Des centaines de décisions et d’amendes dépassant le milliard de PLN – l’Office de la concurrence et de la protection des consommateurs a résumé les activités de l’année dernière, se vantant de son efficacité dans la lutte contre les pratiques déloyales du marché.
L’Office de la concurrence et de la protection des consommateurs publie les résumés annuels avec un retard considérable. Pour l’Office qui protège les droits des consommateurs et la concurrence, l’année 2025 a été très chargée : il y a eu plusieurs affaires médiatiques très médiatisées, près d’un millier de décisions ont été rendues et des amendes dépassant le milliard de PLN ont été infligées. Voyons qui a le plus foiré.
Les plus grands pécheurs du marché de la consommation
Nous pouvons différer en termes de marque de smartphone préférée ou de logiciel mobile préféré, mais les questions traitées par l’Office de la concurrence et de la protection des consommateurs nous concernent tous. Nous sommes tous des consommateurs, sensibles à la collusion et à la fraude, y compris sur le marché technologique. L’Office de la Concurrence et de la Protection des Consommateurs (UOKiK) est une entité qui semble fonctionner au-delà des divisions, en s’intéressant aux entreprises qui tentent de contourner les règles – parfois au point qu’en retour elles reçoivent des amendes astronomiques de la part de l’Office de la Concurrence et de la Protection des Consommateurs.
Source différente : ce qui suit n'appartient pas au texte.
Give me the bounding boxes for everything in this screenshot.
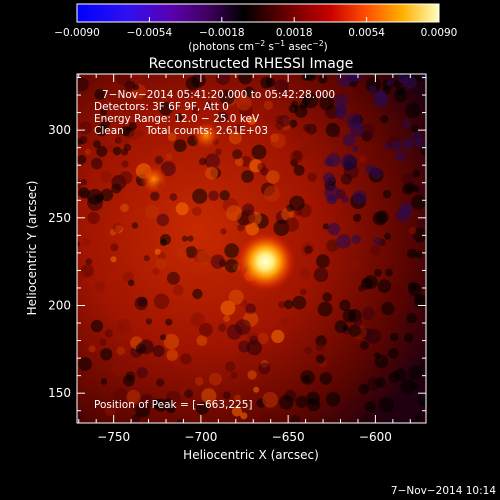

L’année dernière, le président de l’Office de la concurrence et de la protection des consommateurs, Tomasz Chróstny, a rendu un total de 900 décisions, dont 369 sur la protection de la concurrence et 530 sur des questions de consommation. Le total des amendes a dépassé 1,15 milliard de PLN, dont plus de la moitié concernaient des restrictions à la concurrence et le reste concernait des violations des droits des consommateurs, y compris l’utilisation de clauses interdites dans les contrats.
Les amendes les plus élevées dans le secteur financier ont été infligées aux banques Pekao et Pekao Bank Hipoteczny, qui, en mettant en œuvre des suspensions de prêts, ont raccourci la période de suspension du remboursement du prêt et en même temps prolongé la période de remboursement – pour ces pratiques, les banques ont payé un total de près de 119 millions de PLN. Dans le secteur des télécommunications, on a beaucoup parlé des amendes imposées à P4 (Play), qui refusait des réductions aux consommateurs en retard de paiement – l’amende s’élevait à près de 110 millions de PLN. Des actions similaires contre T-Mobile et PayPal ont abouti à des décisions contraignantes et à l’obligation de rembourser les frais indûment perçus, et les consommateurs ont reçu une véritable compensation.
L’année dernière, l’Office de la concurrence et de la protection des consommateurs a pour la première fois traité entièrement les affaires de greenwashing. Allegro, DHL, DPD et InPost étaient sous le feu des projecteurs car leur marketing suggérait aux consommateurs que les produits plus chers ou les méthodes de livraison étaient plus écologiques. En outre, l’Office a engagé une procédure explicative contre les activités des influenceurs dirigeant la publicité vers les consommateurs les plus jeunes.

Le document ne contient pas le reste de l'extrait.